We are currently working through these guidelines and are planning for the week beginning 22 February. We will continue to keep parents, carers and families informed.
Further updates about free school meals will be issued next week.
Meanwhile, the current remote learning situation continues, with the continued emphasis on following guidance from the Scottish Government to protect the NHS and save lives. Thank you for your patience and support.

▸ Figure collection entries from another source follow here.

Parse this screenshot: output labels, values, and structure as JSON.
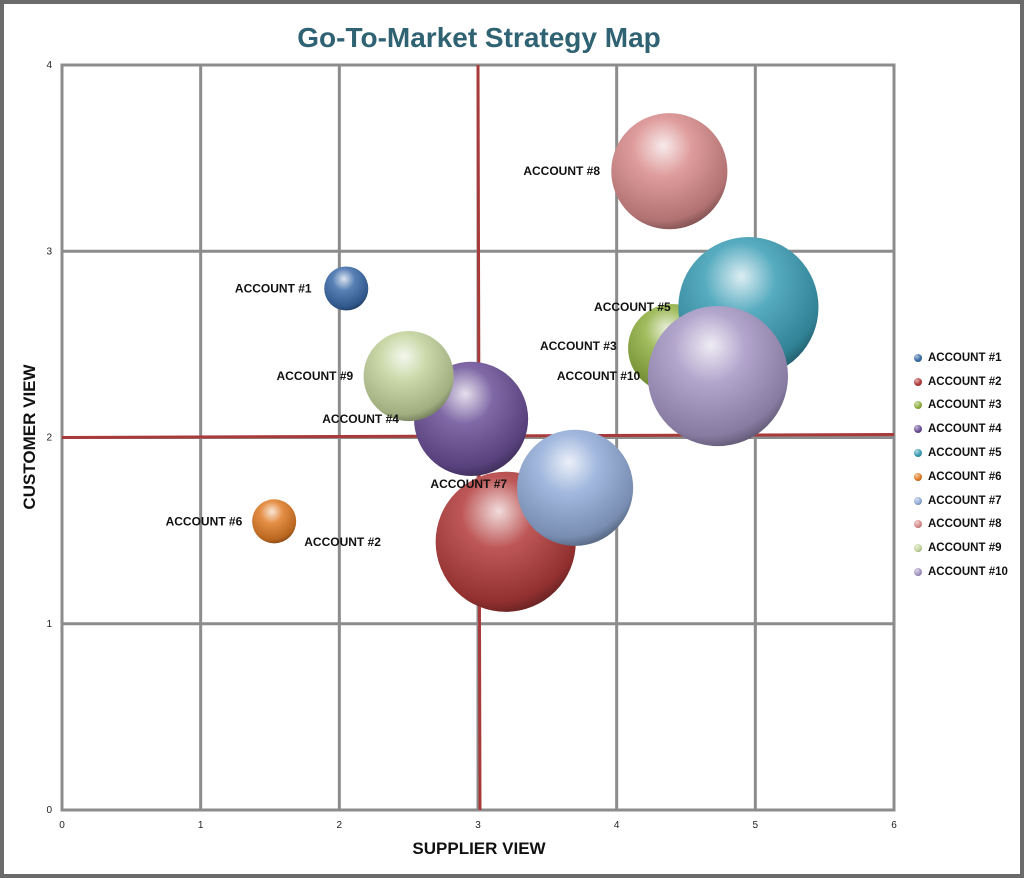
{
  "chart_data": {
    "type": "bubble",
    "title": "Go-To-Market Strategy Map",
    "xlabel": "SUPPLIER VIEW",
    "ylabel": "CUSTOMER VIEW",
    "xlim": [
      0,
      6
    ],
    "ylim": [
      0,
      4
    ],
    "x_ticks": [
      "0",
      "1",
      "2",
      "3",
      "4",
      "5",
      "6"
    ],
    "y_ticks": [
      "0",
      "1",
      "2",
      "3",
      "4"
    ],
    "reference_lines": {
      "x": 3,
      "y": 2
    },
    "grid": true,
    "legend_position": "right",
    "series": [
      {
        "name": "ACCOUNT #1",
        "x": 2.05,
        "y": 2.8,
        "size": 22,
        "color": "#3b6aa8"
      },
      {
        "name": "ACCOUNT #2",
        "x": 3.2,
        "y": 1.44,
        "size": 70,
        "color": "#b23b3b"
      },
      {
        "name": "ACCOUNT #3",
        "x": 4.4,
        "y": 2.48,
        "size": 44,
        "color": "#8fb040"
      },
      {
        "name": "ACCOUNT #4",
        "x": 2.95,
        "y": 2.1,
        "size": 57,
        "color": "#6a4e96"
      },
      {
        "name": "ACCOUNT #5",
        "x": 4.95,
        "y": 2.7,
        "size": 70,
        "color": "#3a9db5"
      },
      {
        "name": "ACCOUNT #6",
        "x": 1.53,
        "y": 1.55,
        "size": 22,
        "color": "#e07b25"
      },
      {
        "name": "ACCOUNT #7",
        "x": 3.7,
        "y": 1.73,
        "size": 58,
        "color": "#92acd8"
      },
      {
        "name": "ACCOUNT #8",
        "x": 4.38,
        "y": 3.43,
        "size": 58,
        "color": "#d98b8b"
      },
      {
        "name": "ACCOUNT #9",
        "x": 2.5,
        "y": 2.33,
        "size": 45,
        "color": "#c3d49c"
      },
      {
        "name": "ACCOUNT #10",
        "x": 4.73,
        "y": 2.33,
        "size": 70,
        "color": "#a596c4"
      }
    ],
    "labels": [
      {
        "text": "ACCOUNT #1",
        "x": 1.8,
        "y": 2.8
      },
      {
        "text": "ACCOUNT #2",
        "x": 2.3,
        "y": 1.44
      },
      {
        "text": "ACCOUNT #3",
        "x": 4.0,
        "y": 2.49
      },
      {
        "text": "ACCOUNT #4",
        "x": 2.43,
        "y": 2.1
      },
      {
        "text": "ACCOUNT #5",
        "x": 4.39,
        "y": 2.7
      },
      {
        "text": "ACCOUNT #6",
        "x": 1.3,
        "y": 1.55
      },
      {
        "text": "ACCOUNT #7",
        "x": 3.21,
        "y": 1.75
      },
      {
        "text": "ACCOUNT #8",
        "x": 3.88,
        "y": 3.43
      },
      {
        "text": "ACCOUNT #9",
        "x": 2.1,
        "y": 2.33
      },
      {
        "text": "ACCOUNT #10",
        "x": 4.17,
        "y": 2.33
      }
    ]
  }
}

Just before we relax and look at the photos this week (by the way, how impressive: a family can not only get the children engaged in learning but Barney the dog is on the google meet!) I just want to continue to encourage you and your family in all that you are doing. I’m a bit fed up with the media talking about ‘the lost years’ in learning and how much the children are going to be behind. Yes there will be parts that your child will have forgotten and will need to be picked up again at school. Their social skills will need a bit more practice. Their confidence in going outside might need a bit of encouragement but it’s also really important to acknowledge the hard work you are all putting in with and for your children. Every time you expect them to help around the house and garden are learning opportunities. Every time you sit together and chat or walk together are clear bonding times for you as a family. Enjoy these bonus weeks when you can hold your children dear – this is anything but the lost years – it’s an opportunity for family time and acknowledging just how much this is to be valued. When many of you are beginning to struggle as the time is going on, just ‘reboot’ and relax. Turn chores into games (who can match the socks from the basket the quickest? Can we unload the dishwasher and dance to our favourite song together at the same time? Take photos of before and after cleaning the garage and turn them into a chatterpix, etc) and plan for things in your day together.
As you hit that Friday Feeling (woohoo! This is how teachers feel every Friday!) focus on the difference you are making to your child’s life in the long run rather than panicking about what they are missing at school. Leave that to us when we are back together safely.